A procedure that has all the characteristics of an algorithm except that it possibly lacks finiteness may be called a computational method.
Important features
- Finiteness - algorithm must always terminate after a finite number of steps.
- Definiteness - Each step must be precisely defined, actions must be rigorously and unambiguously specified for each case. Programming languages used to achieve this.
- Input - has zero or more inputs.
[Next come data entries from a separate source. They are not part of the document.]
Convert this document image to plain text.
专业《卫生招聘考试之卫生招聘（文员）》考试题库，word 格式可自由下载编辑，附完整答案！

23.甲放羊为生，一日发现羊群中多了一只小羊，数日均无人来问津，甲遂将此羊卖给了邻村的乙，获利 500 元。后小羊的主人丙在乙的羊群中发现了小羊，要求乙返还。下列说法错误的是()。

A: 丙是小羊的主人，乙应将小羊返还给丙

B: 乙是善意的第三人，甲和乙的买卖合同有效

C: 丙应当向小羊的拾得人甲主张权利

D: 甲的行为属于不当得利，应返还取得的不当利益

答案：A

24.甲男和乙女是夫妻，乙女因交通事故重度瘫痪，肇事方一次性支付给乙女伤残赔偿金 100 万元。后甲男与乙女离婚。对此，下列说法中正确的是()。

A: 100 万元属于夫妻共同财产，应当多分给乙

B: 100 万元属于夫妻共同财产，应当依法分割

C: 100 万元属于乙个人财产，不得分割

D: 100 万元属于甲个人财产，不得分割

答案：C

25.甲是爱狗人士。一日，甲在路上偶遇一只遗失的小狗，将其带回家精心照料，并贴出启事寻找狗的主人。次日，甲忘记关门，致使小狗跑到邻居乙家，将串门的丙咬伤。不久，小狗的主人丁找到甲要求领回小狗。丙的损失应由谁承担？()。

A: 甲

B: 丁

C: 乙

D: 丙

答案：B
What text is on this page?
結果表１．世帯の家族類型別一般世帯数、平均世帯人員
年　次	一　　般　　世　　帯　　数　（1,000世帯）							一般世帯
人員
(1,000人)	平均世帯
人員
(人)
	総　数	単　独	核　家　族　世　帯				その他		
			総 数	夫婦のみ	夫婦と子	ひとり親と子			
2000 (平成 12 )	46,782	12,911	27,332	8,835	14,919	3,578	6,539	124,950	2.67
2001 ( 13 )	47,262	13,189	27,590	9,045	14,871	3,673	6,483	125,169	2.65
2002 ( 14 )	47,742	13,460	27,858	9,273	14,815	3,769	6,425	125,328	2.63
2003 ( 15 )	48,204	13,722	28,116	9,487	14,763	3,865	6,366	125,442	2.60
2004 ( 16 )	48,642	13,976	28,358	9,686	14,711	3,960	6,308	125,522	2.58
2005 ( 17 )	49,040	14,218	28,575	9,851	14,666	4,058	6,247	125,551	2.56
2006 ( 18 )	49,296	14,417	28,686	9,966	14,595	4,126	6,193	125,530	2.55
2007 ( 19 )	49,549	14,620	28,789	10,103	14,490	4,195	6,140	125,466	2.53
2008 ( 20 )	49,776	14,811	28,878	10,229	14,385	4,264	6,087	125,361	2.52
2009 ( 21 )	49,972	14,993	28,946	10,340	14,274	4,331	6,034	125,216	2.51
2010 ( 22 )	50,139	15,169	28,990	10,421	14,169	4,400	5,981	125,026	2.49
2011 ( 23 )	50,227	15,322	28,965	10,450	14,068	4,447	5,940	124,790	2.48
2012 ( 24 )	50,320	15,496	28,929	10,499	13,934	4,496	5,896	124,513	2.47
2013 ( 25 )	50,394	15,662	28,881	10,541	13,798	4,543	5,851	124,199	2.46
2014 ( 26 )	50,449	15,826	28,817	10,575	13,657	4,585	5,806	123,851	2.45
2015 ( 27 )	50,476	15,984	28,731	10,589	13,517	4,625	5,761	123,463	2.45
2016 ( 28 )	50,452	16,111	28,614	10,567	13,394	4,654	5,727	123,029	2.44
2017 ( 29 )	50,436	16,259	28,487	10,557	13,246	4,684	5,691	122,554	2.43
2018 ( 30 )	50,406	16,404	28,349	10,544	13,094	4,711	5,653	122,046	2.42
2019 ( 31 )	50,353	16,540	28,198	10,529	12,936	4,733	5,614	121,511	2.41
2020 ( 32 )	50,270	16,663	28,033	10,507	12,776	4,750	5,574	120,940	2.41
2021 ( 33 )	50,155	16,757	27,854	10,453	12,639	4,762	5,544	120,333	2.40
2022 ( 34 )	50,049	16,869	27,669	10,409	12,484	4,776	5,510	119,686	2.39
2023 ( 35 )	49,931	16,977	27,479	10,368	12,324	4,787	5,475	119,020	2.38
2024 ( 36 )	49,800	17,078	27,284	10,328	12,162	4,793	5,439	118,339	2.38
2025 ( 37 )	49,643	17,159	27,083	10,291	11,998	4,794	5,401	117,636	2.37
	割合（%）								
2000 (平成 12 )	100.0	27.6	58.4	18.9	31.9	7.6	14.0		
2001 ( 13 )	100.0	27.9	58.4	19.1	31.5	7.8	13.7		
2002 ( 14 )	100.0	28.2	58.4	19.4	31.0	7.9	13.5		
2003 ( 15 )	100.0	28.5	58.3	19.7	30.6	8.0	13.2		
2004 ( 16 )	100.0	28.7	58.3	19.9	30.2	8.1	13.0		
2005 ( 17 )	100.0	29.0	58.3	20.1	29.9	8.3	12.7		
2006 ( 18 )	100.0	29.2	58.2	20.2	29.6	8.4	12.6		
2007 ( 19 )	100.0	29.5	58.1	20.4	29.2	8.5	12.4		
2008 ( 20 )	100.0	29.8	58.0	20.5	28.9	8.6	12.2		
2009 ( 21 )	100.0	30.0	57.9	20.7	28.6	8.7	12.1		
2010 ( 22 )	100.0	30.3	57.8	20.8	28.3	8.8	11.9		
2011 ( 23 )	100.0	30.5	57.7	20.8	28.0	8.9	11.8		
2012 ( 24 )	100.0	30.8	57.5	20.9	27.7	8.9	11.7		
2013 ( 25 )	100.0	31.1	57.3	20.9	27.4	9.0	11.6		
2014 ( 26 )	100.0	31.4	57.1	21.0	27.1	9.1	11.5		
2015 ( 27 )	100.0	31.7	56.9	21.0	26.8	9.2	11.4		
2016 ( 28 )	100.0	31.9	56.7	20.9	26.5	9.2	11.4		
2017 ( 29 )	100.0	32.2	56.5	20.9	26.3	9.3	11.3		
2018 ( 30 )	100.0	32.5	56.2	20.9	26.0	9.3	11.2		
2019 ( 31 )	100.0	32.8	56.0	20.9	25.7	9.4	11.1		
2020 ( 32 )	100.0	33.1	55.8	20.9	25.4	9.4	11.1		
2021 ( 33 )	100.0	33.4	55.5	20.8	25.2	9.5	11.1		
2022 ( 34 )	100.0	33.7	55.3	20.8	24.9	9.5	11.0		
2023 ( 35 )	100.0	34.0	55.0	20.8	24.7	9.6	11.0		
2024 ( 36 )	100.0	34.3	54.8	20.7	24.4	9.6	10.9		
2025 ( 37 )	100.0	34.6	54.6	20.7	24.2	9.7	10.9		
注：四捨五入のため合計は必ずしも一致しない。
Given as algo begins or dynamically as it runs.
- Outputs - zero or more quantities that have a relation to the inputs.
- Effectiveness - operations must be sufficiently basic
Algorithmic Analysis
- Length of time taken to perform the algorithm, wrt running time and memory space.
- Adaptability of algorithm to different kind of computers.
- Quantitative behaviour of algorithms.
- Framework for algorithm analysis
- Measuring an input's size.
- time and space efficiencies measured as functions of input size.
- Units for measuring running time.
- rely on a measure that does not depend on extraneous factors, machine, network, compiler
- identify the basic operation, one which contributes the most to the running time, and compute number of times its executed.
- orders of growth
- n, log n, nlogn, n^2, n^3, 2^n
- worst, best and average case efficiencies
- use basic operation to better explain this statistic.
- amortized efficiency
- not applied to single run of an algorithm but a sequence of operations performed on same ds.
- entire sequence of n is better than worst-case multiplied by n.
- Measuring an input's size.
- Asymptotic Notations and Basic efficiency classes
- Big Oh, Big Omega, Big Theta.
- Using limits for comparing orders of growth
- Analyzing nonrecursive algorithms
- decide on a parameter indicating an input size.
- identify the algo's basic operation
- check whether number of times its executed depends on the input size, if it depends on another property, different calculations for efficiencies for both.
- set up a sum expressing number of times algo's basic operation is executed.
- establish order of growth.
- Analyzing recursive algorithms
- decide on a parameter indicating an input size.
- identify the algo's basic operation
- check whether the number of times the basic operation is executed can vary on different inputs of the same size.
- set up a recurrence relation, with an appropriate initial condition for the number of times the basic operation is executed.
- solve the recurrence or at least ascertain order of growth of its solution.
- Empirical Analysis of Algorithms
- overcome challenges of mathematical analysis.
- General plan for this
- Understand the experiment's purpose.
- Decide on the efficiency metric M to be measured and the measurement unit(operation count vs a time unit)
- Decide on characteristics of the input sample(range, size, etc)
- Prepare a program implementing the algorithm for the experimetation
- Generate a sample of units
- Run the algorithms on the sample inputs and record the data observed
- Analyze the data observed.
- Different goals one can pursue in emprical analysis
- checking the accuracy of a theoretical assertion about the algorithm's efficiency.
- comparing efficiency of sevaral algorithms of solving the same problem, different implmentations of the same algorithms
- develop hypothesis of algorithms efficiency class.
- efficiency of program implementing algo' in a particular machine.
- profiling
- use random number generator for sample generation, linear congruential method.
Misc
- Sometimes we find that many questions have a similar structure and are instances of the same problem.